799 In a proceeding pursuant to CPLR article 78 to review a determination of the Appeals Board of the State of New York, Department of Motor Vehicles, dated June 22, 2009, which affirmed a determination of an administrative law judge dated September 4, 2008, made after a hearing, that the petitioner violated Vehicle and Traffic Law § 1225–c(2)(a), and imposing a fine of $40 plus a surcharge, the State of New York, Department of Motor Vehicles appeals from an order and judgment (one paper) of the Supreme Court, Kings County (Ruchelsman, J.), dated June 15, 2010, which, in effect, denied that branch of its cross motion which was pursuant to CPLR 3211(a)(5) to dismiss the petition as time
barred, granted the petition, and annulled the determination.
ORDERED that the order and judgment is reversed, on the law, with costs, that branch of the appellant's cross motion which was pursuant to CPLR 3211(a)(5) to dismiss the petition as time-barred is granted, and the proceeding is dismissed.

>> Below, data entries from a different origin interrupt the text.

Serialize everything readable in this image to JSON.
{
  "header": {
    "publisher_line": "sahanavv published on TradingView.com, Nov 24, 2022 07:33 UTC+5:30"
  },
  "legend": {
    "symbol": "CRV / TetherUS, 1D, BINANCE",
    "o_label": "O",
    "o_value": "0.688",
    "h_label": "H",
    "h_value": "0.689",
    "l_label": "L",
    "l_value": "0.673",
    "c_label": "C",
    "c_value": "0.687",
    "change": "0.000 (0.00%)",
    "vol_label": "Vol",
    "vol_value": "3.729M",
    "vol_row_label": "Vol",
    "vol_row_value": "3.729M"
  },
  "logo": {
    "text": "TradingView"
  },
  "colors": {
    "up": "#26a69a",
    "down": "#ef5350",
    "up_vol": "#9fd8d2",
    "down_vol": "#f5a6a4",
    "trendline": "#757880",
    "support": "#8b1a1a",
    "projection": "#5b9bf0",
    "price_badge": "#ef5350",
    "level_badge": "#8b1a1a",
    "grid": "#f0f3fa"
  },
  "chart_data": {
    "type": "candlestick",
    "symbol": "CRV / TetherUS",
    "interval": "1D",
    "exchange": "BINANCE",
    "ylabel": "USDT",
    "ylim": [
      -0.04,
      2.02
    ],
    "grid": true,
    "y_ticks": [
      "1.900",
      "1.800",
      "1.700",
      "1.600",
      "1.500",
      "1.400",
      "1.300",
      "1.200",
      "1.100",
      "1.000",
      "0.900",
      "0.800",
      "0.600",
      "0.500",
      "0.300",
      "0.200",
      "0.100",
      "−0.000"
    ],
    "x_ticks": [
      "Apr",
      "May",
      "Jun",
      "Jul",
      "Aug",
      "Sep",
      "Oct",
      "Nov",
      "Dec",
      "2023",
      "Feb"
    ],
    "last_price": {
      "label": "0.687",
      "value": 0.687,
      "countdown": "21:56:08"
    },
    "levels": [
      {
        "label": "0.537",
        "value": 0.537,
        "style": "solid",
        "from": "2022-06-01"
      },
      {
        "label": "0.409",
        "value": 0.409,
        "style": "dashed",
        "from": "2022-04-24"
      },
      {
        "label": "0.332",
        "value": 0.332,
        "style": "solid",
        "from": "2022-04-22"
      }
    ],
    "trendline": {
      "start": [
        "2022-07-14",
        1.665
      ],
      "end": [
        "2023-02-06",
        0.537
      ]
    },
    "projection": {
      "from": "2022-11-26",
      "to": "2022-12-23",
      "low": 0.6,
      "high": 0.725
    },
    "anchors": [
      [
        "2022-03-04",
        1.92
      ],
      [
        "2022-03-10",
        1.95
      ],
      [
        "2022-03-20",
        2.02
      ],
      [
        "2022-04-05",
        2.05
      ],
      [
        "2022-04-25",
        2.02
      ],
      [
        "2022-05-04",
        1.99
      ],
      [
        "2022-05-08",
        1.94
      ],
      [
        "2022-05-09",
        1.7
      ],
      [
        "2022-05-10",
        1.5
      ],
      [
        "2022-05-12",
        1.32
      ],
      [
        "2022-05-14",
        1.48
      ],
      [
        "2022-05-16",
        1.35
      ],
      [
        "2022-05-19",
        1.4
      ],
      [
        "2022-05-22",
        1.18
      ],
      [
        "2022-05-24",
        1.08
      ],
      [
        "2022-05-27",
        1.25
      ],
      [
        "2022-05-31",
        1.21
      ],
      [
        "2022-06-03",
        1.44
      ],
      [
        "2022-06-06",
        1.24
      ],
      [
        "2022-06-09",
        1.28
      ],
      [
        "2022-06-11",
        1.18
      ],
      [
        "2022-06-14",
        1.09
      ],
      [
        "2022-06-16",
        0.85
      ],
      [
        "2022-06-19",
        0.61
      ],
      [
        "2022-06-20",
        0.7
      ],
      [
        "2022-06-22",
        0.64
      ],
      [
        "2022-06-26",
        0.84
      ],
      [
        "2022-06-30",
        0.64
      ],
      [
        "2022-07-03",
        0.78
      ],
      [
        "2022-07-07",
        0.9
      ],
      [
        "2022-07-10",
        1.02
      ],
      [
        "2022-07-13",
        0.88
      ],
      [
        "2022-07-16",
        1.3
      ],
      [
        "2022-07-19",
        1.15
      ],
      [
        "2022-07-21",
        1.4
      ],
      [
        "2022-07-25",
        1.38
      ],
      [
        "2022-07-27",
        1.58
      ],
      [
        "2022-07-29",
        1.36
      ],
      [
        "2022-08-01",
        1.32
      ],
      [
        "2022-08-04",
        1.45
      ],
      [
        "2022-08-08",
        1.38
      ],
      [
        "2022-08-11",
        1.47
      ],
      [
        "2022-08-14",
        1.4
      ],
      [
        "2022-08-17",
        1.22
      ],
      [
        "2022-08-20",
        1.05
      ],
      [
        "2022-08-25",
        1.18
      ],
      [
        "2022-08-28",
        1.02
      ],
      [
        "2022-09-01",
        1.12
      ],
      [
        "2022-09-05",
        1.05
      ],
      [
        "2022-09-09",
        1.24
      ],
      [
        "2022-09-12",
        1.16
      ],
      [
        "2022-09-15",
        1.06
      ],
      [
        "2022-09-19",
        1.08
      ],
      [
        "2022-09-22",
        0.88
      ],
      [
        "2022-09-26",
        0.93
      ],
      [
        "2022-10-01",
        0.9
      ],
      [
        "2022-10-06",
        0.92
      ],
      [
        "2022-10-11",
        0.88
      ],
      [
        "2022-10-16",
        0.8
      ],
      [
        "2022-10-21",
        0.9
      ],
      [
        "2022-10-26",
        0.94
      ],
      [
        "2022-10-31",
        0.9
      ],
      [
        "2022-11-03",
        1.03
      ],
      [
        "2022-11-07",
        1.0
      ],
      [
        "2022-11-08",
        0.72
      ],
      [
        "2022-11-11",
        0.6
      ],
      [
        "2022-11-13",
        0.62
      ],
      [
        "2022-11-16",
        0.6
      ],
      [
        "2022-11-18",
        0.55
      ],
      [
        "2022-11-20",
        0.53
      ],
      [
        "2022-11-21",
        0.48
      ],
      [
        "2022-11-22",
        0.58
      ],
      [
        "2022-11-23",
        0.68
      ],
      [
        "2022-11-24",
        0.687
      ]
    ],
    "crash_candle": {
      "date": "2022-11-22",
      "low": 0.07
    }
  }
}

The petitioner commenced the instant proceeding pursuant to CPLR article 78 more than four months after the determination of the Appeals Board of the State of New York, Department of Motor Vehicles (hereinafter the Appeals Board) became final and binding upon her ( see CPLR 217[1]; Matter of Best Payphones, Inc. v. Department of Info. Tech & Telecom. of City of N.Y., 5 N.Y.3d 30, 34, 799 N.Y.S.2d 182, 832 N.E.2d 38). Moreover, contrary to the Supreme Court's determination, the Appeals Board did not create an ambiguity as to whether a final and binding determination had been issued ( see Matter of Carter v. State of N.Y., Exec. Dept., Div. of Parole, 95 N.Y.2d 267, 271, 716 N.Y.S.2d 364, 739 N.E.2d 730; Matter of Hill Park Health Care Ctr., Inc. v. Novello, 12 A.D.3d 1010, 1011–1012, 785 N.Y.S.2d 566). Consequently, the proceeding was time-barred ( see Matter of Cohen v. Suffolk County Bd. of Elections, 83 A.D.3d 1063, 921 N.Y.S.2d 573; Matter of Miritello v. Nassau County, 70 A.D.3d 1041, 893 N.Y.S.2d 899).
In light of our determination, we need not reach the appellant's remaining contention.
RIVERA, J.P., BALKIN, HALL and COHEN, JJ., concur.